An old fashioned TV with a black screen and white, fixed-width text stating "EMERGENCY ALERT SYSTEM ... National Periodic Test"

Readings

• Liz Ellcessor, In Case of Emergency: How Technologies Mediate Crisis and Normalize Inequality, 2022. I wish we had time to read this whole book, but let’s focus our discussion on the introduction and chapter 3 (“Alert”). Really the whole book is excellent and it’s hard to ignore the rest, but we have limited time. If you think you might be interested in making a map for your final project, chapter 2 would be useful to return to at that time. And if you all would like, maybe we could return to chapter 4 which discusses 911 during our “flex week”, which I propose might be good to use to talk about policing reform, PIC abolition, mutual aid, and alternatives to policing in responding to emergency.

• Andy Stuhl, “Acoustic Infrastructure: The Sounds and Politics of Radio Tests in American Emergency Broadcasting”, Communication Journal of Canada, (46: 2), April 2021. The above Ellcessor book will already be a lot. But this great article goes in-depth into an emergency notification infrastructure and so is perfect as we shift into several weeks on infrastructure. Try to get through this one as well if you can. I don’t think it’s too hard of a read.

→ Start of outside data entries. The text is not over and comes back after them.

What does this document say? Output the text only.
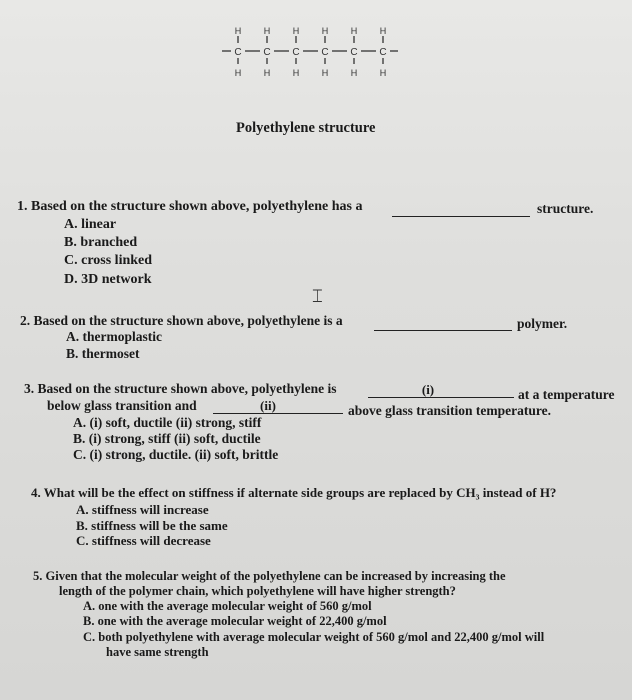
H
C
H
H
C
H
H
C
H
H
C
H
H
C
H
H
C
H
Polyethylene structure
1. Based on the structure shown above, polyethylene has a	structure.
A. linear
B. branched
C. cross linked
D. 3D network
⌶
2. Based on the structure shown above, polyethylene is a	polymer.
A. thermoplastic
B. thermoset
3. Based on the structure shown above, polyethylene is	(i)	at a temperature
below glass transition and	(ii)	above glass transition temperature.
A. (i) soft, ductile (ii) strong, stiff
B. (i) strong, stiff (ii) soft, ductile
C. (i) strong, ductile. (ii) soft, brittle
4. What will be the effect on stiffness if alternate side groups are replaced by CH₃ instead of H?
A. stiffness will increase
B. stiffness will be the same
C. stiffness will decrease
5. Given that the molecular weight of the polyethylene can be increased by increasing the
length of the polymer chain, which polyethylene will have higher strength?
A. one with the average molecular weight of 560 g/mol
B. one with the average molecular weight of 22,400 g/mol
C. both polyethylene with average molecular weight of 560 g/mol and 22,400 g/mol will
have same strength
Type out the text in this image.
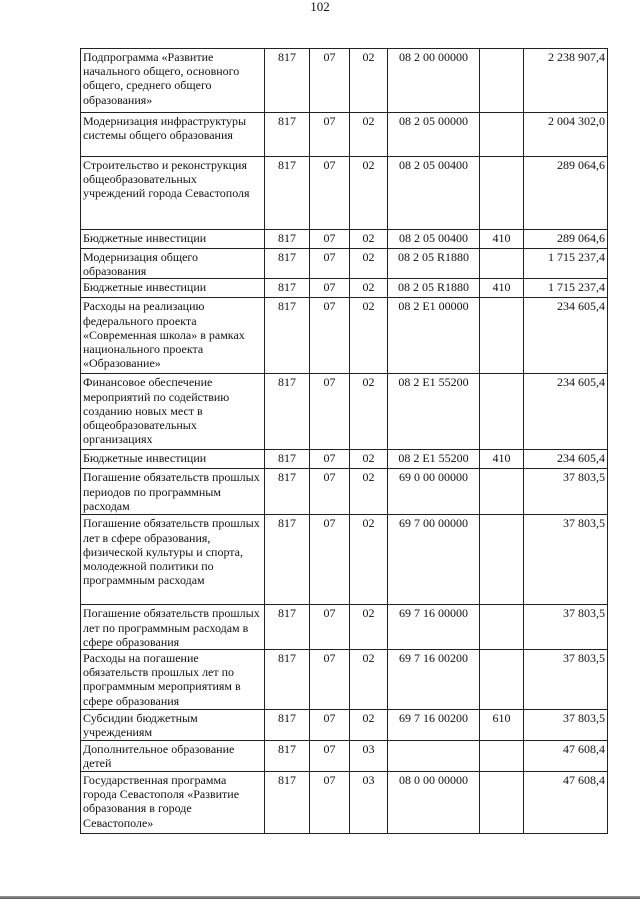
102
Подпрограмма «Развитие начального общего, основного общего, среднего общего образования»	817	07	02	08 2 00 00000		2 238 907,4
Модернизация инфраструктуры системы общего образования	817	07	02	08 2 05 00000		2 004 302,0
Строительство и реконструкция общеобразовательных учреждений города Севастополя	817	07	02	08 2 05 00400		289 064,6
Бюджетные инвестиции	817	07	02	08 2 05 00400	410	289 064,6
Модернизация общего образования	817	07	02	08 2 05 R1880		1 715 237,4
Бюджетные инвестиции	817	07	02	08 2 05 R1880	410	1 715 237,4
Расходы на реализацию федерального проекта «Современная школа» в рамках национального проекта «Образование»	817	07	02	08 2 E1 00000		234 605,4
Финансовое обеспечение мероприятий по содействию созданию новых мест в общеобразовательных организациях	817	07	02	08 2 E1 55200		234 605,4
Бюджетные инвестиции	817	07	02	08 2 E1 55200	410	234 605,4
Погашение обязательств прошлых периодов по программным расходам	817	07	02	69 0 00 00000		37 803,5
Погашение обязательств прошлых лет в сфере образования, физической культуры и спорта, молодежной политики по программным расходам	817	07	02	69 7 00 00000		37 803,5
Погашение обязательств прошлых лет по программным расходам в сфере образования	817	07	02	69 7 16 00000		37 803,5
Расходы на погашение обязательств прошлых лет по программным мероприятиям в сфере образования	817	07	02	69 7 16 00200		37 803,5
Субсидии бюджетным учреждениям	817	07	02	69 7 16 00200	610	37 803,5
Дополнительное образование детей	817	07	03			47 608,4
Государственная программа города Севастополя «Развитие образования в городе Севастополе»	817	07	03	08 0 00 00000		47 608,4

• (Optional.) Mary Ann Doane. “Information, crisis, catastrophe”, Logics of television: Essays in cultural criticism (1990): 222-239. This is a fantastic article but rather dense. It focuses on the temporality of television and concepts like “liveness,” the “nowness” of live broadcasting, the notion of “real time,” and the consequences of the fact that television has established norms of being always on. With its discussion of crisis and catastrophe in this context, it is certainly relevant to our discussions at this point in the semester, but it is the more dense and theoretical than the two texts above, so let’s consider it optional.

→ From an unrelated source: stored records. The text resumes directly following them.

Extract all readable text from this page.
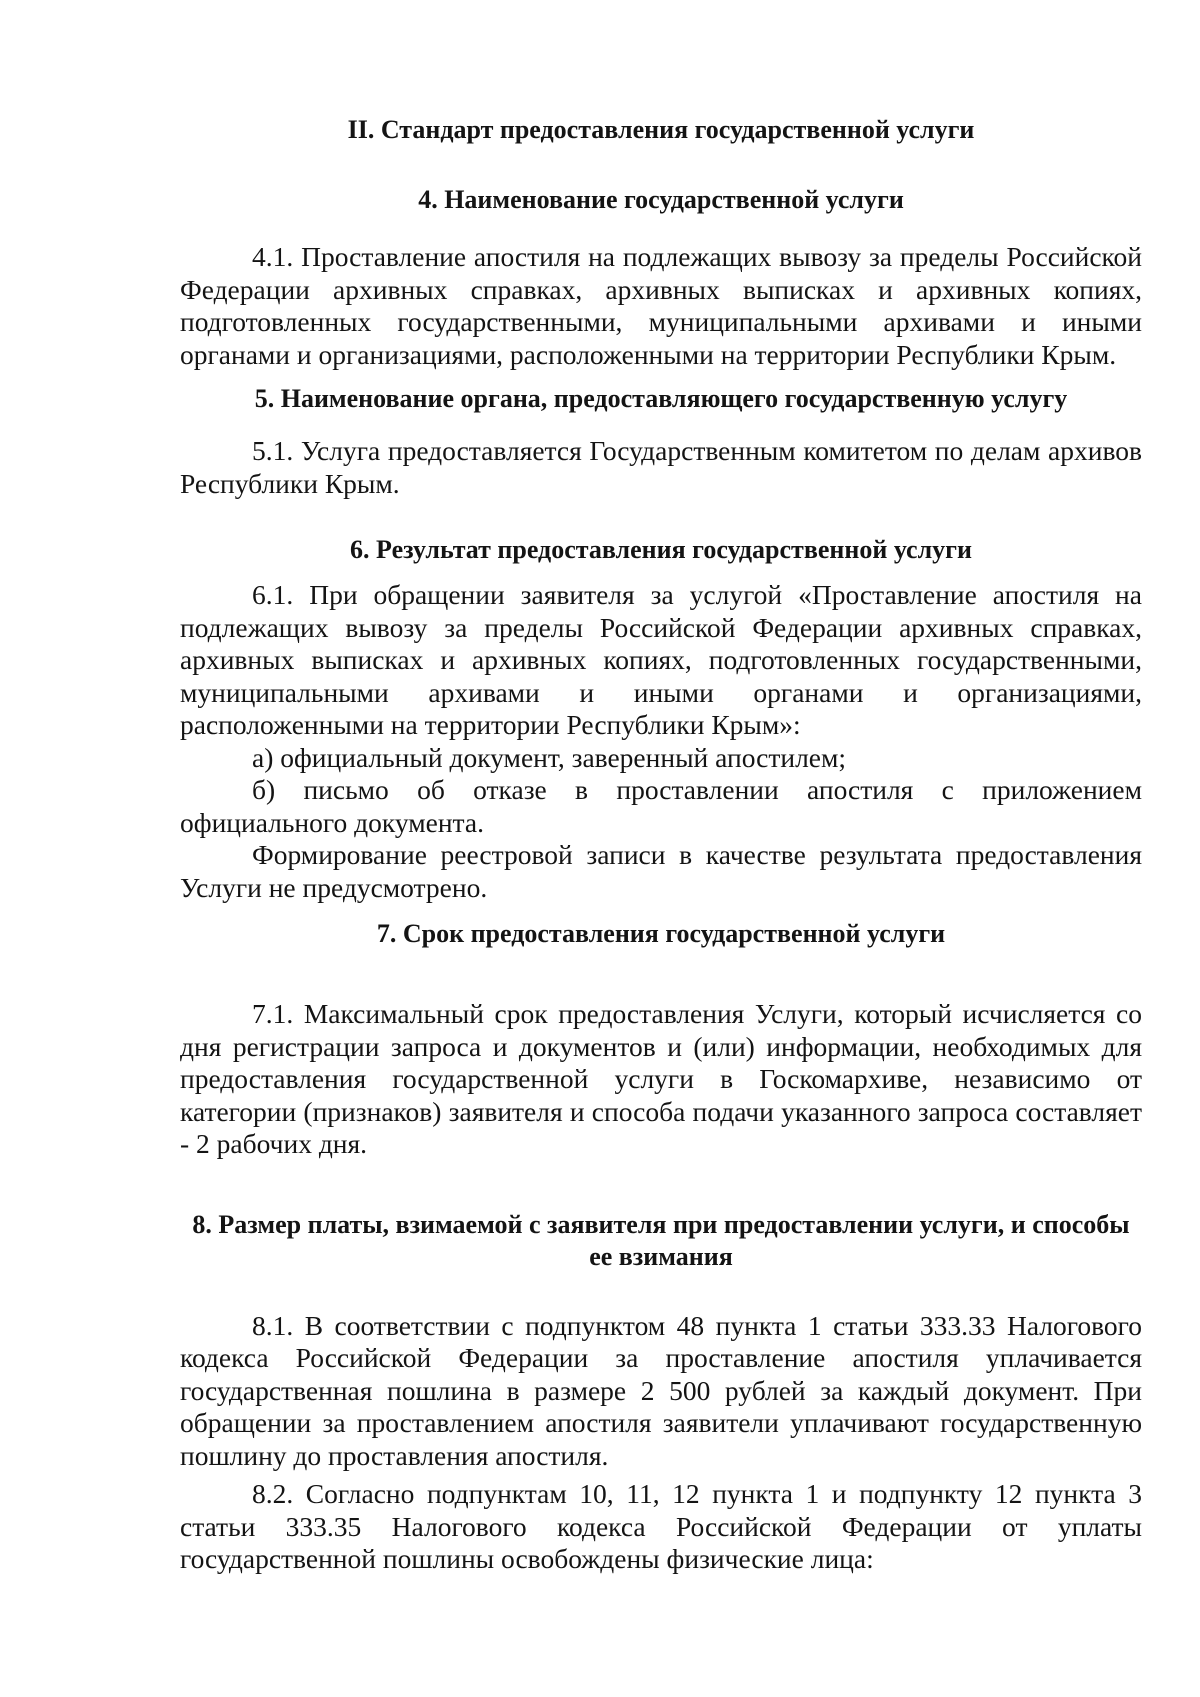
II. Стандарт предоставления государственной услуги
4. Наименование государственной услуги

4.1. Проставление апостиля на подлежащих вывозу за пределы Российской Федерации архивных справках, архивных выписках и архивных копиях, подготовленных государственными, муниципальными архивами и иными органами и организациями, расположенными на территории Республики Крым.

5. Наименование органа, предоставляющего государственную услугу

5.1. Услуга предоставляется Государственным комитетом по делам архивов Республики Крым.

6. Результат предоставления государственной услуги

6.1. При обращении заявителя за услугой «Проставление апостиля на подлежащих вывозу за пределы Российской Федерации архивных справках, архивных выписках и архивных копиях, подготовленных государственными, муниципальными архивами и иными органами и организациями, расположенными на территории Республики Крым»:

а) официальный документ, заверенный апостилем;

б) письмо об отказе в проставлении апостиля с приложением официального документа.

Формирование реестровой записи в качестве результата предоставления Услуги не предусмотрено.

7. Срок предоставления государственной услуги

7.1. Максимальный срок предоставления Услуги, который исчисляется со дня регистрации запроса и документов и (или) информации, необходимых для предоставления государственной услуги в Госкомархиве, независимо от категории (признаков) заявителя и способа подачи указанного запроса составляет - 2 рабочих дня.

8. Размер платы, взимаемой с заявителя при предоставлении услуги, и способы ее взимания

8.1. В соответствии с подпунктом 48 пункта 1 статьи 333.33 Налогового кодекса Российской Федерации за проставление апостиля уплачивается государственная пошлина в размере 2 500 рублей за каждый документ. При обращении за проставлением апостиля заявители уплачивают государственную пошлину до проставления апостиля.

8.2. Согласно подпунктам 10, 11, 12 пункта 1 и подпункту 12 пункта 3 статьи 333.35 Налогового кодекса Российской Федерации от уплаты государственной пошлины освобождены физические лица:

• (Optional.) Cait McKinney, Information Activism: A Queer History of Lesbian Media Technologies, 2020. This is a great book but slightly off-topic for what we’ll be talking about this week. Chapter 2 in particular was the section that I initially thought could fit in this week: about a lesbian telephone hotline in New York City in the late 1970s, operated as a way to provided feminist resources to women. The chapter also discusses how this system was mediated by paper-based logs kept by the women workers who staffed the phones. If anyone is interested in either of these things for the final project, this could be a good text to return to.

Examples

• NYC-ARECS website. Since we had a listen to my interview with Charles Hargrove last class, let’s spend some time this week talking about NYC-ARECS by doing a “close reading” of their website. Take some time to browse the site, and we can use class time to do some detailed analysis of it. Who is this site targeted to? Who & what does it depict? What narratives does it tell? We’re shifting away from representation and into infrastructure, but I think this site is depicting an infrastructure in a way that might give us lots to talk about. Maybe we can compare/contrast this with the ARRL website, and in particular the section here that focuses on ARES, the Amateur Radio Emergency Service.

• Original War of the Worlds broadcast (1938). Some context via Wikipedia and Smithsonian Magazine.